On May 19 2011, the Supreme Court of Canada granted leave of appeal in the matter of City of Westmount v. Rossy et al1. This much anticipated decision will clarify the boundaries of Quebec’s No fault insurance regime and provide guidelines on how the law should address circumstances where the automobile insurance system is being used to remedy injuries related to circumstances that cannot be understood as conventional car accidents.

In this case a 100-year-old tree collapsed onto an automobile killing the 27 year old driver.  The respondents, the parents and brothers of the victim, brought an action in negligence for $1.3 million against the applicant, the City of Westmount, claiming that the City had failed to maintain the tree, which it owned, and was therefore liable to pay damages.  An expert report determined that the 80-foot-tall tree was 80 percent rotten at the time of its collapse.  The City moved to dismiss the action on the grounds that because the damage had been caused by an automobile, compensation was therefore governed by the Automobile Insurance Act (the “Act”).

On first instance the court emphasized that a broad and liberal interpretation of the Act is necessary to achieve its social and compensatory goals and thus found that the accident fell within the scope of the Act.  In reversing this decision, the Quebec Court of Appeal held that since the tree’s collapse was the sole cause of death, the mere fact that the victim had been in an automobile “was not a factor of the accident nor the damage resulting there from” and as such the Act did not apply.

What constitutes a car accident falling under the Quebec “No fault” regime?

The Supreme Court now has an opportunity to clarify the Act’s interpretation. Under the Act, compensation is granted regardless of who is at fault: every person who suffers bodily injury in an accident is considered a victim and can receive compensation for their damages.  Those damages must however be caused by an automobile, by the use thereof or by the load carried in or on an automobile.  Interpreting the latter has been a challenge for the Courts in previous years.

The case of Westmount v. Rossy provides a striking example of the sometimes tragic intersection between the efficiency of no fault instruments and the desire to hold persons accountable for their actions. Canadian jurisprudence offers several clues as to how the Court will consider the presence of an automobile when establishing whether a no fault regime is applicable over that of a conventional negligence regime.

In Société de l’assurance automobile du Québec v. Benoit2 a man was injured by a ricocheting bullet fired by a police officer who was, at the time, in pursuit of a suspect.  The Court of Appeal concluded that there was no causal link between the injury sustained by the victim and the use of the vehicle. The vehicle, in fact, was determined as merely representing the physical location of the incident without playing an active role in the injuries that were sustained by the victim.

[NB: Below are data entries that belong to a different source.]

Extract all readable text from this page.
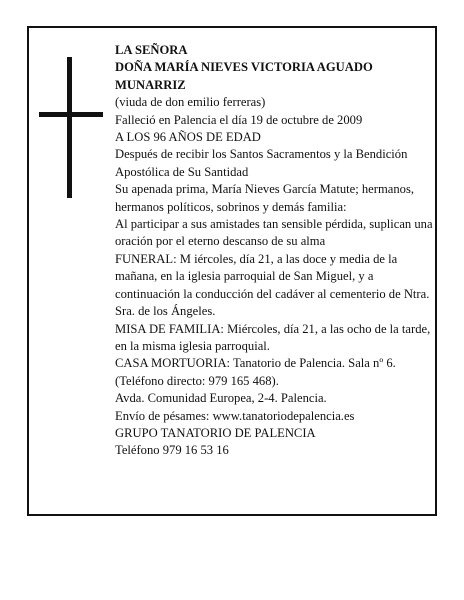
LA SEÑORA
DOÑA MARÍA NIEVES VICTORIA AGUADO MUNARRIZ
(viuda de don emilio ferreras)
Falleció en Palencia el día 19 de octubre de 2009
A LOS 96 AÑOS DE EDAD
Después de recibir los Santos Sacramentos y la Bendición Apostólica de Su Santidad
Su apenada prima, María Nieves García Matute; hermanos, hermanos políticos, sobrinos y demás familia:
Al participar a sus amistades tan sensible pérdida, suplican una oración por el eterno descanso de su alma
FUNERAL: M iércoles, día 21, a las doce y media de la mañana, en la iglesia parroquial de San Miguel, y a continuación la conducción del cadáver al cementerio de Ntra. Sra. de los Ángeles.
MISA DE FAMILIA: Miércoles, día 21, a las ocho de la tarde, en la misma iglesia parroquial.
CASA MORTUORIA: Tanatorio de Palencia. Sala nº 6. (Teléfono directo: 979 165 468).
Avda. Comunidad Europea, 2-4. Palencia.
Envío de pésames: www.tanatoriodepalencia.es
GRUPO TANATORIO DE PALENCIA
Teléfono 979 16 53 16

Similarily, in Société de l’assurance automobile v. Restaurant McDonald3 the passenger of an automobile was seriously burned by beverages spilt by the vehicle’s driver while the car was stationary at a drive-through service window. The Quebec Court of Appeal found no causal link between the injuries and the use of the vehicle. This rested on the court’s qualification of the vehicle as the merely the location of the incident, a factor insufficient to trigger the application of Quebec’s No fault insurance policy.

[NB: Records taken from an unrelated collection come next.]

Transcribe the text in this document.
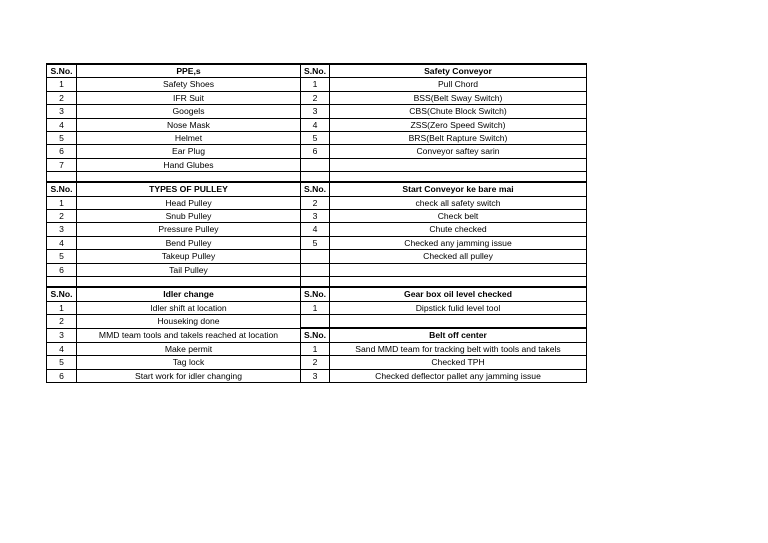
S.No.	PPE,s	S.No.	Safety Conveyor
1	Safety Shoes	1	Pull Chord
2	IFR Suit	2	BSS(Belt Sway Switch)
3	Googels	3	CBS(Chute Block Switch)
4	Nose Mask	4	ZSS(Zero Speed Switch)
5	Helmet	5	BRS(Belt Rapture Switch)
6	Ear Plug	6	Conveyor saftey sarin
7	Hand Glubes		

S.No.	TYPES OF PULLEY	S.No.	Start Conveyor ke bare mai
1	Head Pulley	2	check all safety switch
2	Snub Pulley	3	Check belt
3	Pressure Pulley	4	Chute checked
4	Bend Pulley	5	Checked any jamming issue
5	Takeup Pulley		Checked all pulley
6	Tail Pulley		

S.No.	Idler change	S.No.	Gear box oil level checked
1	Idler shift at location	1	Dipstick fulid level tool
2	Houseking done		
3	MMD team tools and takels reached at location	S.No.	Belt off center
4	Make permit	1	Sand MMD team for tracking belt with tools and takels
5	Tag lock	2	Checked TPH
6	Start work for idler changing	3	Checked deflector pallet any jamming issue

In Bernard vs Samson and Société de l’assurance automobile du Québec4, a woman was attacked by a neighbor’s dog as she approached the front steps of her home. After fleeing into the safety of her car, she heard her right knee ‘crack’. The Superior Court concluded that although she was partly inside the vehicle when the injury fully manifested, the damage had occurred outside the normal the usage of an automobile and did not qualify under the Act.

It would seem that the use of an automobile is necessary but not sufficient to trigger the application of the Act. In F.B. v Société de l’assurance automobile du Québec5, a man sustained an injury to his eye after he was hit by lightning while driving, and thus using, his truck.  The court determined that because lightning can strike anywhere at any time, the usage of a vehicle itself did not play an active role in this occurrence.

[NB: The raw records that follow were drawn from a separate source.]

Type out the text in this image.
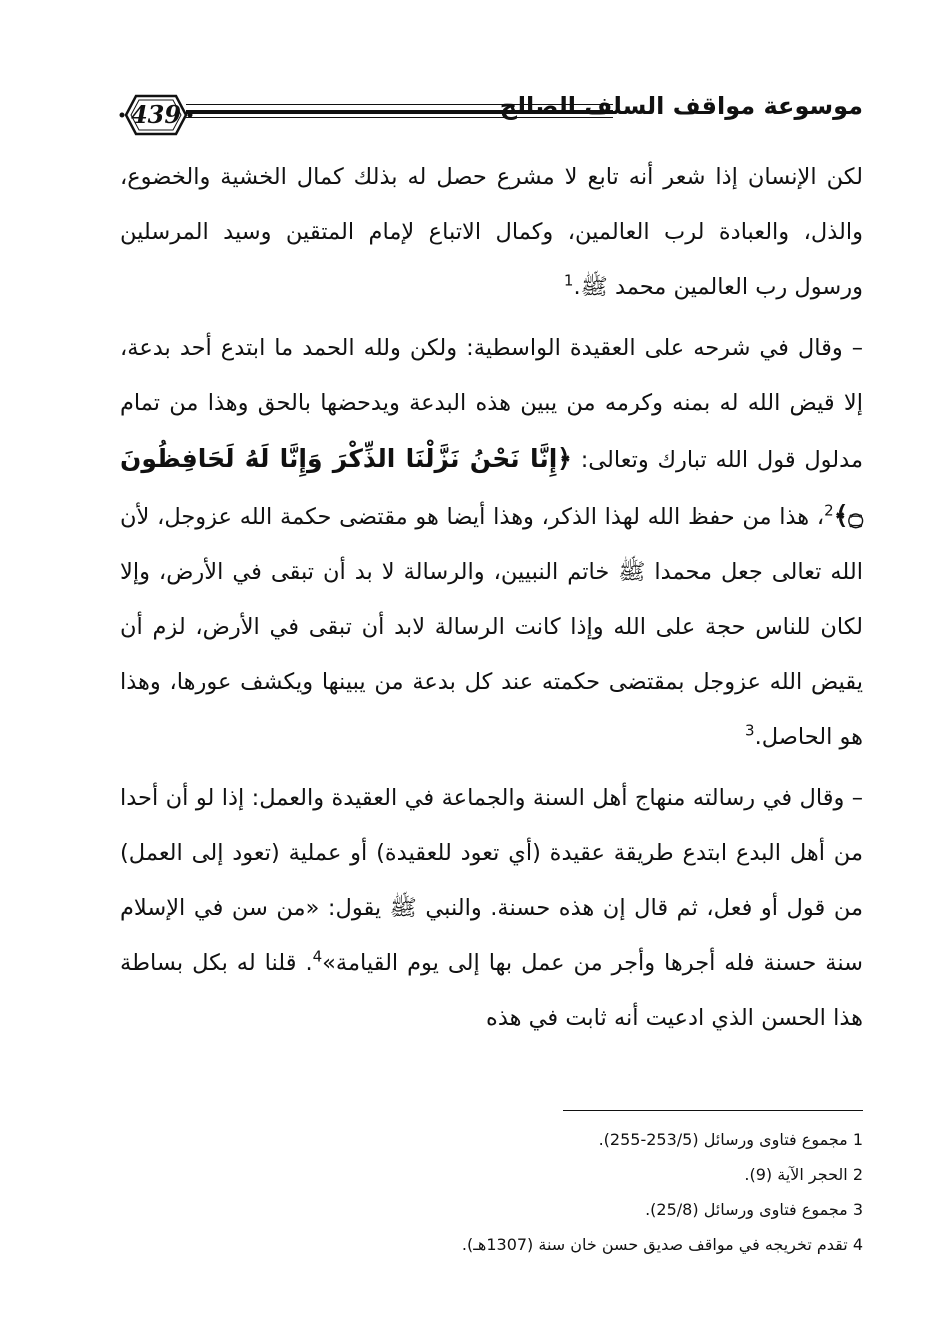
439	موسوعة مواقف السلف الصالح

لكن الإنسان إذا شعر أنه تابع لا مشرع حصل له بذلك كمال الخشية والخضوع، والذل، والعبادة لرب العالمين، وكمال الاتباع لإمام المتقين وسيد المرسلين ورسول رب العالمين محمد ﷺ.$^1$

– وقال في شرحه على العقيدة الواسطية: ولكن ولله الحمد ما ابتدع أحد بدعة، إلا قيض الله له بمنه وكرمه من يبين هذه البدعة ويدحضها بالحق وهذا من تمام مدلول قول الله تبارك وتعالى: ﴿إِنَّا نَحْنُ نَزَّلْنَا الذِّكْرَ وَإِنَّا لَهُ لَحَافِظُونَ ۝﴾$^2$، هذا من حفظ الله لهذا الذكر، وهذا أيضا هو مقتضى حكمة الله عزوجل، لأن الله تعالى جعل محمدا ﷺ خاتم النبيين، والرسالة لا بد أن تبقى في الأرض، وإلا لكان للناس حجة على الله وإذا كانت الرسالة لابد أن تبقى في الأرض، لزم أن يقيض الله عزوجل بمقتضى حكمته عند كل بدعة من يبينها ويكشف عورها، وهذا هو الحاصل.$^3$

– وقال في رسالته منهاج أهل السنة والجماعة في العقيدة والعمل: إذا لو أن أحدا من أهل البدع ابتدع طريقة عقيدة (أي تعود للعقيدة) أو عملية (تعود إلى العمل) من قول أو فعل، ثم قال إن هذه حسنة. والنبي ﷺ يقول: «من سن في الإسلام سنة حسنة فله أجرها وأجر من عمل بها إلى يوم القيامة»$^4$. قلنا له بكل بساطة هذا الحسن الذي ادعيت أنه ثابت في هذه

1 مجموع فتاوى ورسائل (253/5-255).
2 الحجر الآية (9).
3 مجموع فتاوى ورسائل (25/8).
4 تقدم تخريجه في مواقف صديق حسن خان سنة (1307هـ).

Finally, in Basciano v Société de transport de Montréal (STM)6, a public transportation user was attacked by an STM employee with a belt normally employed to secure the man’s wheelchair.  The trial judge indicated that even a broad interpretation to the notion of “usage of a vehicle”, would not permit the application of the Act.

A common feature in the courts’ reasoning in the above cases is the active role that a vehicle must play when determining whether a Quebec no fault regime is available. Clearly, it is not sufficient that the automobile be the location of the incident, it also had to somewhat contribute to the damages.

However, the task of determining whether or not the no fault applies is not as easy as it seems, considering the fact that both the Superior Court and the Court of Appeal reviewed similar cases and arrived to different conclusions.

In the case which the Supreme Court of Canada has agreed to hear, did the automobile contribute to Mr Rossy’s death, or was it simply the location of the incident, bearing no concrete impact to the aggravation of his fate?  The latter was successfully argued by the Plaintiffs who convinced the Court of Appeal that the automobile did not contribute to the accident and was merely the physical location of the incident.

The subject of Quebec’s No fault is catching everyone’s attention, including that of Lloyd’s of London, the City of Westmount’s insurer, who wrote the following in a January 2011 press release:

"Lloyd's of London is of the view that the Court of Appeal failed to apply the proper causality test and that the Automobile Insurance Act must be given a wide and generous interpretation in order to ensure that victims of car accidents be compensated without having to hire lawyers to sue potentially insolvent wrongdoers."

The Supreme Court’s clarification of what legally constitutes “a car accident” and what calls for the application of the Quebec No fault regime, could have wide consequences for civil responsibility and accountability when in the presence of an automobile, and this decision should be watched by insurances and public authorities.